Scientists have found that nicotine at the cellular level induces a number of common pathologies in human embryonic development. Single-cell RNA sequencing of human embryonic stem cell (hESC) suggests that the three-week exposure to nicotine disrupts intercellular communications, reduces the survival of the cells and changes the expression of genes that regulate important functions, such as, for example, contraction of the cardiac muscle.
The authors of the paper, published in Stem Cell Reports on February 28, report that their stem-cell model provides a new insight into the effects of nicotine on organs and individual stem cells of the developing fetus and can be used to optimize the drug and environmental toxicity screening.
“These results are especially important in that they provide a scientific basis for educating the public, especially young women, to keep away from smoking when they are pregnant or considering having a family”, – says senior author Joseph C. Wu of the Stanford University School of Medicine. “Nicotine found in products such as tobacco, e-cigarettes, and nicotine gums may have wide-ranging, harmful effects on different organs of a developing embryo during pregnancy.”
Maternal smoking during pregnancy is a known risk factor for the appearance of birth defects, such as growth retardation. It can also cause miscarriage and premature labor. It is known that smoking is closely associated with long-term adverse effects in the psycho-physiological, cardiovascular, respiratory, endocrine and metabolic areas of children’s development.

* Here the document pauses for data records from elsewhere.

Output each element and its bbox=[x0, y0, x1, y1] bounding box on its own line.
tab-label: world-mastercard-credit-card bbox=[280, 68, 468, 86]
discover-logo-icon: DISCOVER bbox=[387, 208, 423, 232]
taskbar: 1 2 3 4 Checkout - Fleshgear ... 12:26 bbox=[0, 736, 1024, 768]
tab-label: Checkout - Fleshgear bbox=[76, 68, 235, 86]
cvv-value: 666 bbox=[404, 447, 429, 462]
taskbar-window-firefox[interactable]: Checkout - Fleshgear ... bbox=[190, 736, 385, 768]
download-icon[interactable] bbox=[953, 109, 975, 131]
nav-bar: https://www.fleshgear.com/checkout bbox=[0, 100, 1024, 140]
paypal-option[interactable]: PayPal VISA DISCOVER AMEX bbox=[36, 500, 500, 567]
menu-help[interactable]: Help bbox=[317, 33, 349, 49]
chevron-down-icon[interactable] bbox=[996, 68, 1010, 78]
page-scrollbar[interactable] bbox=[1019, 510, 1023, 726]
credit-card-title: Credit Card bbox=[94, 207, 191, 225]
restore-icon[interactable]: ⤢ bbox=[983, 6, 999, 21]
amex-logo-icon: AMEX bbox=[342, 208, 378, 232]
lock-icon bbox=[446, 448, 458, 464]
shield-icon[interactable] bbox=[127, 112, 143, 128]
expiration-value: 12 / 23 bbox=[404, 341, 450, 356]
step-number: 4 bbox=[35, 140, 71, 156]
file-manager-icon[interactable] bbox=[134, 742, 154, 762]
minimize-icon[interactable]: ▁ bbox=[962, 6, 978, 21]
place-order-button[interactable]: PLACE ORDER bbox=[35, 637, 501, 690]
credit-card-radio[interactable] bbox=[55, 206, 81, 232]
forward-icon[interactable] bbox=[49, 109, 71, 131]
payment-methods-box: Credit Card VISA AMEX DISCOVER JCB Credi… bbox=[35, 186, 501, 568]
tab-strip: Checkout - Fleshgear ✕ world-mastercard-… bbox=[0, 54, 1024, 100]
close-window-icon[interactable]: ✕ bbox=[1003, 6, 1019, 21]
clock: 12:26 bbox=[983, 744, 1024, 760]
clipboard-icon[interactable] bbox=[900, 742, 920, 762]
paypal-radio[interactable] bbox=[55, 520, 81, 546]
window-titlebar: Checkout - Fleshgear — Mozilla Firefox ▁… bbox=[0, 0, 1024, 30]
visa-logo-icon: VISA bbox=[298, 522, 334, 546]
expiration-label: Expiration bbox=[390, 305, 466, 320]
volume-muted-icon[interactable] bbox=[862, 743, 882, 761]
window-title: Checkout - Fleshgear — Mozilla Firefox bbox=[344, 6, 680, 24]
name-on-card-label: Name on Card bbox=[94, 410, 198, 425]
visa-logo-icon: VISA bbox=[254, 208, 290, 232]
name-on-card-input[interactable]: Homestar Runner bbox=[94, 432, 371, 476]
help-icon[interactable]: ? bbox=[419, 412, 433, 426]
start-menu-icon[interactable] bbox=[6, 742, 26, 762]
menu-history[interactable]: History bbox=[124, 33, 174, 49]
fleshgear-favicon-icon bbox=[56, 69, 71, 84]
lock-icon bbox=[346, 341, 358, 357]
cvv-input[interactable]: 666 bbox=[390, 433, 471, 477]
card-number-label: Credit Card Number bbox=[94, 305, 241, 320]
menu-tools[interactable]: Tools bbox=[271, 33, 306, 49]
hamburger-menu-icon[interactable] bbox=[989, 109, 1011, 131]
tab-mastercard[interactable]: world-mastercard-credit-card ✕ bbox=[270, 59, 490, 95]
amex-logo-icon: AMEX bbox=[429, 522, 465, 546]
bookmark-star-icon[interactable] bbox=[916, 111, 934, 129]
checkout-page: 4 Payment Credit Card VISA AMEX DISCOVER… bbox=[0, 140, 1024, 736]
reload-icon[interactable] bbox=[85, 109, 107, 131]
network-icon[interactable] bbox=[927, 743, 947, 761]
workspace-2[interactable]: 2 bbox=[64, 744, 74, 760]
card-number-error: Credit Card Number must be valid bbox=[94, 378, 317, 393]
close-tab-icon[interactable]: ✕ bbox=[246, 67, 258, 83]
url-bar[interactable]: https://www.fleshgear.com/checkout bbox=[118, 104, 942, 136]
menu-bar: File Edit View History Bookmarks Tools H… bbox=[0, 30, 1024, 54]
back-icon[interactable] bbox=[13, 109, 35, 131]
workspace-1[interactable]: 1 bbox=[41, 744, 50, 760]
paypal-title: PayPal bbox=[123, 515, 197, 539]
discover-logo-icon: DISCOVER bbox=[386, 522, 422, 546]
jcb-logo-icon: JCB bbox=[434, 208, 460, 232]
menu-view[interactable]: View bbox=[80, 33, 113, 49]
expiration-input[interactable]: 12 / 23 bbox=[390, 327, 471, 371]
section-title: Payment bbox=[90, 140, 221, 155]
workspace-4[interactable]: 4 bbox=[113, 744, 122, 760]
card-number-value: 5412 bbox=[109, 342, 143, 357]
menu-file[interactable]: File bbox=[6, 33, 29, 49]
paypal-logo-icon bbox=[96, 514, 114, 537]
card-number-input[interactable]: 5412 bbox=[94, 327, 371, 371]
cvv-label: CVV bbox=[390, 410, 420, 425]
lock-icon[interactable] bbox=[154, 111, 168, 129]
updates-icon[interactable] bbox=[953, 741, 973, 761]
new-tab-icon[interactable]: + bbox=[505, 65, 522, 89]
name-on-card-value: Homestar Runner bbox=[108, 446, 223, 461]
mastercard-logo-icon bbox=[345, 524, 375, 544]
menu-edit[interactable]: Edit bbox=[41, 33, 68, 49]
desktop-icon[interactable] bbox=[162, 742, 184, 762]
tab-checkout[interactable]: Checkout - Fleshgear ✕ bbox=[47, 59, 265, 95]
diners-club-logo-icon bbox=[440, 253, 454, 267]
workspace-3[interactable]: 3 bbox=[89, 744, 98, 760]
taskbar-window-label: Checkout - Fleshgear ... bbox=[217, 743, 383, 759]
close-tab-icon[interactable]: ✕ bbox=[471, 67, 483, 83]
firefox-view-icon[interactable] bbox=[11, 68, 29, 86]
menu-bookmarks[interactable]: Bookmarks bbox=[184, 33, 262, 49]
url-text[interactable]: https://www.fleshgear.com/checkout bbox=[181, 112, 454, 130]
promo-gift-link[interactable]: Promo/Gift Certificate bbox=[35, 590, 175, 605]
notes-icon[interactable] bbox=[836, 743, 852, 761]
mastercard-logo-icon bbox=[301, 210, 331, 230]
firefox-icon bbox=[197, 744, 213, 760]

Nicotine, the main chemical component of tobacco smoking, is a major risk factor. Unfortunately, the creation and widespread use of new types of tobacco products containing nicotine, such as e-cigarettes, has negated recent progress in reducing tobacco consumption.
A large number of studies have revealed the harmful effect of nicotine on animal models, mainly in rodents. Experiments have shown that the effects of nicotine during pregnancy have a detrimental result on the development of the fetus. However, due to interspecies differences, doubts remain whether these results can be projected onto people.
Since nicotine toxicity studies were performed using human cells through bulk RNA-sequencing analysis, they did not allow scientists to study the negative effects at the level of a single cell. Therefore, the effect of nicotine on human embryonic development and the underlying molecular mechanisms remain poorly understood.
To investigate this process in detail, Wu and his colleagues used single-cell RNA sequencing. They analyzed the effects of 21 days of nicotine exposure on transcriptomes of a total of 12,500 cells obtained from embryoid bodies, which are 3-D aggregates of various types of pluripotent stem cells, which give rise to the development of the brain, heart, liver, blood vessels, muscles and other organs. Scientists have discovered that cell survival decreases, confirming the assumption that nicotine can affect embryo development as early as the preimplantation stage.
Exposure to nicotine also increased the level of aggressive molecules known as reactive oxygen species, leading to a decrease in the size of embryonic bodies, anomalies of their formation and differentiation. In addition, the effect of nicotine changed the cell cycle in populations of progenitor cells formed from embryonic stem cells, caused dysregulated cell-to-cell communication, another adverse effect that has not been well studied.
“This is important because we know that smoking and nicotine have been shown to increase the pathological risk in endocrine, reproductive, respiratory, cardiovascular, and neurologic systems that rely on intricate and dynamic interactions amongst multiple cell types for homeostasis and function”, – Wu says.
The researchers also found that nicotine exposure leads to changes in the expression of genes involved in mitochondrial function and in reactions to metal toxicity affecting brain malformations, mental retardation, muscle development and lung diseases, as well as genes associated with Ca2 + arrhythmias that affect on the contractility of cardiac muscle cells.
“A major implication of our study is that we now have validated a new method for evaluating the effect of drugs and environmental toxicity on human embryonic development”, – Wu says. “But one major limitation is that we are not able to recapitulate the whole-body physiology of a pregnant woman using differentiation of hESCs into embryoid bodies. For example, the influence of exercise, stress, food, or hormonal changes are not captured in this model.”
In the future, researchers plan to continue studying the mechanisms of birth defects of the fetus caused by the effect of nicotine.
“We hope this will lead to the discovery of novel biomarkers that can help doctors better prevent, diagnose, and treat these diseases”, – Wu says. “In addition, we plan to utilize our hESC-derived embryoid body model and single-cell-sequencing technology to investigate the wider effects of other harmful conditions such as air pollution on human embryonic development.”